A DC Circuit panel heard the suit about Obama's NLRB nominees — but, as Charlie Savage of the New York Times wrote, it "blew past that issue and called into question nearly two centuries of recess appointments by presidents of both parties." So the Supreme Court decided to tackle two broader questions:

  1. What is a Senate recess, anyway? The Senate typically has one session each year. It takes several short breaks in the middle of each session, and another break in between a just-finished session and a new one.Though the Senate typically refers to both breaks as recesses, three DC Circuit justices ruled the Constitution's framers only intended to give the president recess appointment power in between sessions — not during shorter breaks in the middle of a session.
  2. Which vacancies can be filled with a recess appointment? The Constitution says that the president can fill "all vacancies that may happen during the recess of the Senate." Does that mean only vacancies that newly open during a recess — not preexisting vacancies? This reading goes against decades of historical practice — but two DC Circuit justices agreed that it was the correct one.

So a narrow case where many observers agreed Obama had stretched his powers too far in one instance, became a much broader case with the potential to newly and dramatically limit presidential recess appointment power overall.

4) What did the Court decide?

In the end, the Supreme Court was unanimous that Obama's contested appointments were unconstitutional. "We hold that, for purposes of the Recess Appointments Clause, the Senate is in session when it says it is," wrote Justice Stephen Breyer. But five justices — the four liberals, and Justice Anthony Kennedy — decided to reject those broader challenges to the president's recess appointment power, and affirm recent historical practice as constitutional. "The Constitution empowers the President to fill any existing vacancy during any recess," Breyer wrote, "of sufficient length."
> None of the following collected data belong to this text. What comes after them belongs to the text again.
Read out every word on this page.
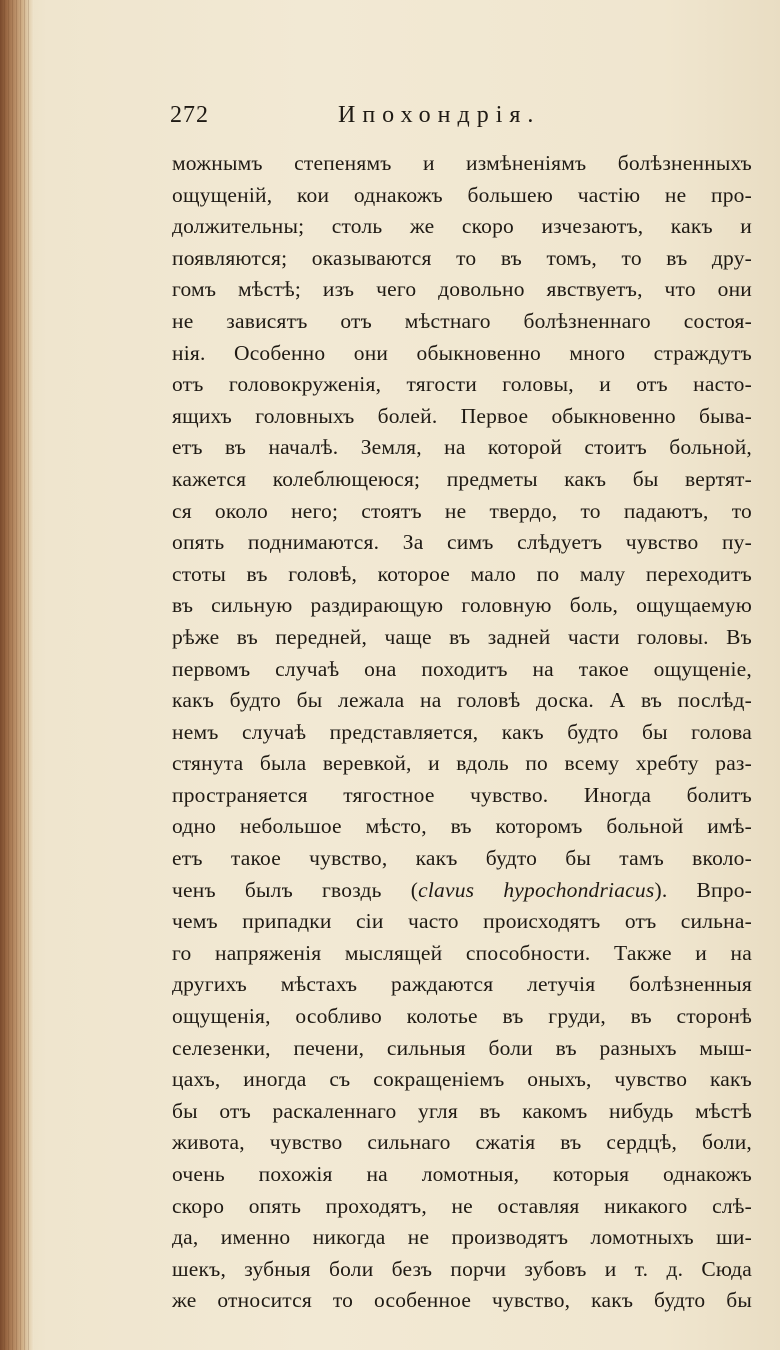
272	Ипохондрія.
можнымъ степенямъ и измѣненіямъ болѣзненныхъ
ощущеній, кои однакожъ большею частію не про-
должительны; столь же скоро изчезаютъ, какъ и
появляются; оказываются то въ томъ, то въ дру-
гомъ мѣстѣ; изъ чего довольно явствуетъ, что они
не зависятъ отъ мѣстнаго болѣзненнаго состоя-
нія. Особенно они обыкновенно много страждутъ
отъ головокруженія, тягости головы, и отъ насто-
ящихъ головныхъ болей. Первое обыкновенно быва-
етъ въ началѣ. Земля, на которой стоитъ больной,
кажется колеблющеюся; предметы какъ бы вертят-
ся около него; стоятъ не твердо, то падаютъ, то
опять поднимаются. За симъ слѣдуетъ чувство пу-
стоты въ головѣ, которое мало по малу переходитъ
въ сильную раздирающую головную боль, ощущаемую
рѣже въ передней, чаще въ задней части головы. Въ
первомъ случаѣ она походитъ на такое ощущеніе,
какъ будто бы лежала на головѣ доска. А въ послѣд-
немъ случаѣ представляется, какъ будто бы голова
стянута была веревкой, и вдоль по всему хребту раз-
пространяется тягостное чувство. Иногда болитъ
одно небольшое мѣсто, въ которомъ больной имѣ-
етъ такое чувство, какъ будто бы тамъ вколо-
ченъ былъ гвоздь (clavus hypochondriacus). Впро-
чемъ припадки сіи часто происходятъ отъ сильна-
го напряженія мыслящей способности. Также и на
другихъ мѣстахъ раждаются летучія болѣзненныя
ощущенія, особливо колотье въ груди, въ сторонѣ
селезенки, печени, сильныя боли въ разныхъ мыш-
цахъ, иногда съ сокращеніемъ оныхъ, чувство какъ
бы отъ раскаленнаго угля въ какомъ нибудь мѣстѣ
живота, чувство сильнаго сжатія въ сердцѣ, боли,
очень похожія на ломотныя, которыя однакожъ
скоро опять проходятъ, не оставляя никакого слѣ-
да, именно никогда не производятъ ломотныхъ ши-
шекъ, зубныя боли безъ порчи зубовъ и т. д. Сюда
же относится то особенное чувство, какъ будто бы
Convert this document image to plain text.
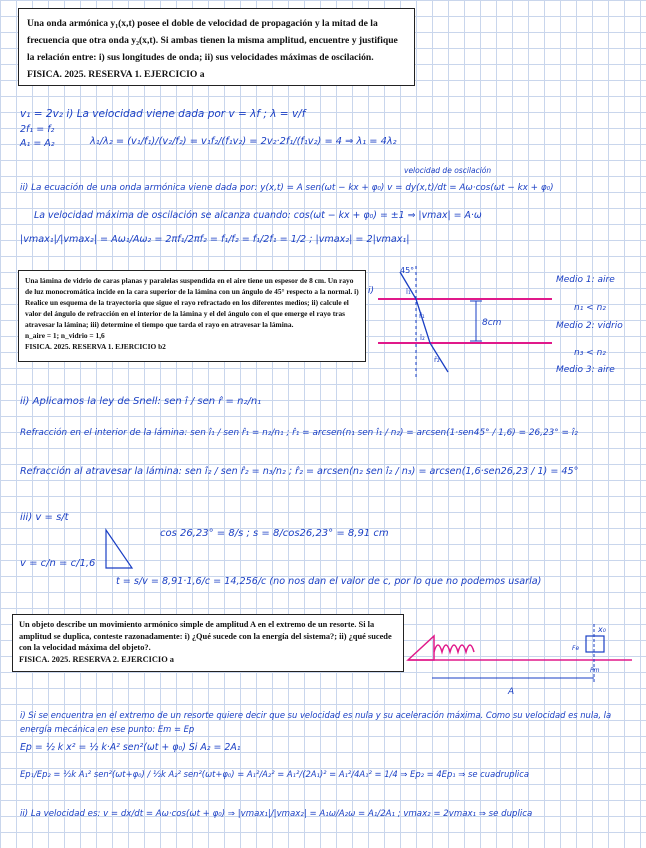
Una onda armónica y₁(x,t) posee el doble de velocidad de propagación y la mitad de la frecuencia que otra onda y₂(x,t). Si ambas tienen la misma amplitud, encuentre y justifique la relación entre: i) sus longitudes de onda; ii) sus velocidades máximas de oscilación.

FISICA. 2025. RESERVA 1. EJERCICIO a

Una lámina de vidrio de caras planas y paralelas suspendida en el aire tiene un espesor de 8 cm. Un rayo de luz monocromática incide en la cara superior de la lámina con un ángulo de 45° respecto a la normal. i) Realice un esquema de la trayectoria que sigue el rayo refractado en los diferentes medios; ii) calcule el valor del ángulo de refracción en el interior de la lámina y el del ángulo con el que emerge el rayo tras atravesar la lámina; iii) determine el tiempo que tarda el rayo en atravesar la lámina.

n_aire = 1; n_vidrio = 1,6

FISICA. 2025. RESERVA 1. EJERCICIO b2

Un objeto describe un movimiento armónico simple de amplitud A en el extremo de un resorte. Si la amplitud se duplica, conteste razonadamente: i) ¿Qué sucede con la energía del sistema?; ii) ¿qué sucede con la velocidad máxima del objeto?.

FISICA. 2025. RESERVA 2. EJERCICIO a

v₁ = 2v₂ i) La velocidad viene dada por v = λf ; λ = v/f

2f₁ = f₂

A₁ = A₂	λ₁/λ₂ = (v₁/f₁)/(v₂/f₂) = v₁f₂/(f₁v₂) = 2v₂·2f₁/(f₁v₂) = 4 ⇒ λ₁ = 4λ₂

velocidad de oscilación

ii) La ecuación de una onda armónica viene dada por: y(x,t) = A sen(ωt − kx + φ₀) v = dy(x,t)/dt = Aω·cos(ωt − kx + φ₀)

La velocidad máxima de oscilación se alcanza cuando: cos(ωt − kx + φ₀) = ±1 ⇒ |vmax| = A·ω

|vmax₁|/|vmax₂| = Aω₁/Aω₂ = 2πf₁/2πf₂ = f₁/f₂ = f₁/2f₁ = 1/2 ; |vmax₂| = 2|vmax₁|

ii) Aplicamos la ley de Snell: sen î / sen r̂ = n₂/n₁

Refracción en el interior de la lámina: sen î₁ / sen r̂₁ = n₂/n₁ ; r̂₁ = arcsen(n₁ sen î₁ / n₂) = arcsen(1·sen45° / 1,6) = 26,23° = î₂

Refracción al atravesar la lámina: sen î₂ / sen r̂₂ = n₃/n₂ ; r̂₂ = arcsen(n₂ sen î₂ / n₃) = arcsen(1,6·sen26,23 / 1) = 45°

iii) v = s/t

cos 26,23° = 8/s ; s = 8/cos26,23° = 8,91 cm

v = c/n = c/1,6

t = s/v = 8,91·1,6/c = 14,256/c (no nos dan el valor de c, por lo que no podemos usarla)

i) Si se encuentra en el extremo de un resorte quiere decir que su velocidad es nula y su aceleración máxima. Como su velocidad es nula, la energía mecánica en ese punto: Em = Ep

Ep = ½ k x² = ½ k·A² sen²(ωt + φ₀) Si A₂ = 2A₁

Ep₁/Ep₂ = ½k A₁² sen²(ωt+φ₀) / ½k A₂² sen²(ωt+φ₀) = A₁²/A₂² = A₁²/(2A₁)² = A₁²/4A₁² = 1/4 ⇒ Ep₂ = 4Ep₁ ⇒ se cuadruplica

ii) La velocidad es: v = dx/dt = Aω·cos(ωt + φ₀) ⇒ |vmax₁|/|vmax₂| = A₁ω/A₂ω = A₁/2A₁ ; vmax₂ = 2vmax₁ ⇒ se duplica

i)
45°
8cm
î₁
r̂₁
î₂
r̂₂
Medio 1: aire
n₁ < n₂
Medio 2: vidrio
n₃ < n₂
Medio 3: aire
A
x₀
Fe
Pm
Yet four conservative justices — John Roberts, Antonin Scalia, Clarence Thomas, and Sam Alito — wrote that they would have gone much further, and sided with both of the above critiques. Scalia's writes that it's "clear from the Constitution's text and structure" that recess appointments were only meant to be used to fill vacancies that just open up between two formal sessions of Congress. In his view, the hundreds of recent recess appointments filling preexisting vacancies in the middle of a Congressional session were all unconstitutional. "The majority casts aside the plain, original meaning of the constitutional text in deference to late-arising historical practices that are ambiguous at best," he wrote. Breyer responded that "Justice Scalia would render illegitimate thousands of recess appointments reaching all the way back to the founding era," and that he himself was "hesitant to disturb" centuries of history.

5) What are the practical consequences of the ruling?
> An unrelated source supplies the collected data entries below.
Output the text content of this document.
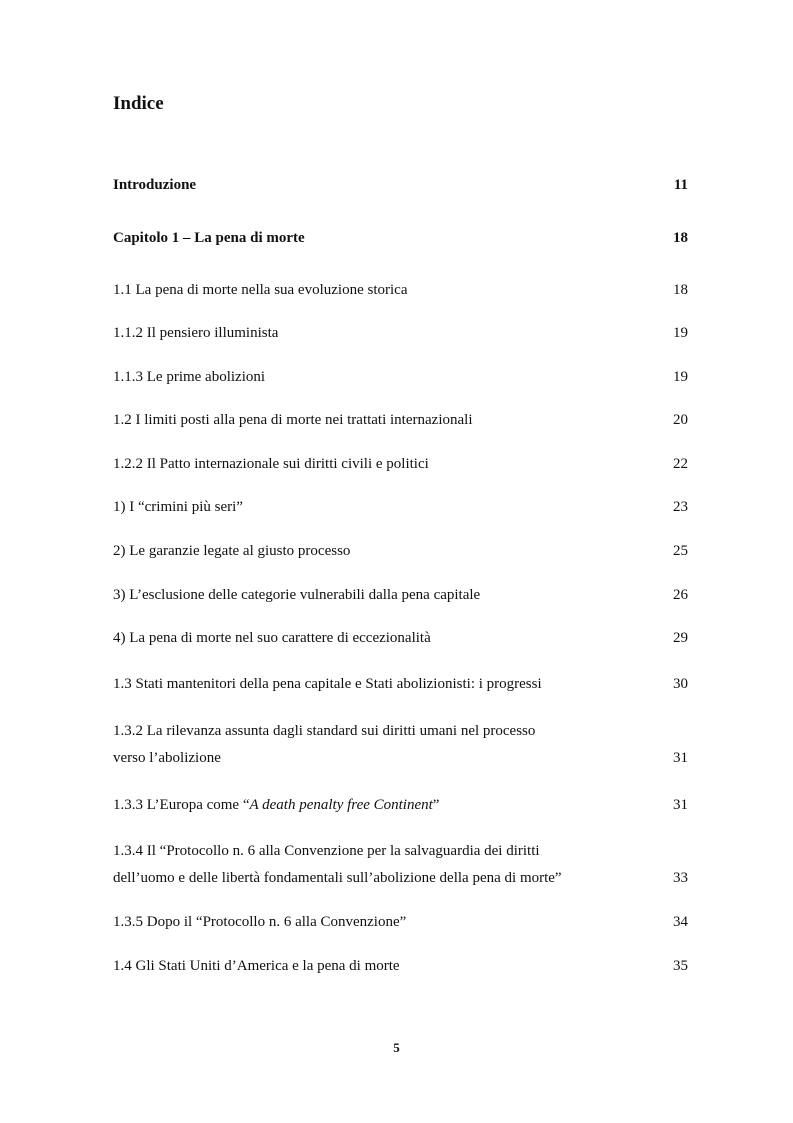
Indice
Introduzione	11
Capitolo 1 – La pena di morte	18
1.1 La pena di morte nella sua evoluzione storica	18
1.1.2 Il pensiero illuminista	19
1.1.3 Le prime abolizioni	19
1.2 I limiti posti alla pena di morte nei trattati internazionali	20
1.2.2 Il Patto internazionale sui diritti civili e politici	22
1) I “crimini più seri”	23
2) Le garanzie legate al giusto processo	25
3) L’esclusione delle categorie vulnerabili dalla pena capitale	26
4) La pena di morte nel suo carattere di eccezionalità	29
1.3 Stati mantenitori della pena capitale e Stati abolizionisti: i progressi	30
1.3.2 La rilevanza assunta dagli standard sui diritti umani nel processo
verso l’abolizione	31
1.3.3 L’Europa come “A death penalty free Continent”	31
1.3.4 Il “Protocollo n. 6 alla Convenzione per la salvaguardia dei diritti
dell’uomo e delle libertà fondamentali sull’abolizione della pena di morte”	33
1.3.5 Dopo il “Protocollo n. 6 alla Convenzione”	34
1.4 Gli Stati Uniti d’America e la pena di morte	35
5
There won't be too many near-term consequences from this decision. The controversial NLRB nominees have all since left the board, and though the decisions they issued there may now be invalid, their replacements have since been confirmed by the Senate. And Richard Cordray of the CFPB was confirmed by the Senate last year, so he's in the clear.

Overall, the president's recess power remains mostly intact — but it's less important than ever. With the recent filibuster rules change, Obama can get more of his nominees through the chamber without Republican support. Historically, the recess appointment power has been important during periods of divided government. But the GOP is still requiring pro forma sessions to block official recesses (unless the president promises not to appoint any nominees). So while recess appointments may still be possible, they're looking increasingly like a thing of the past.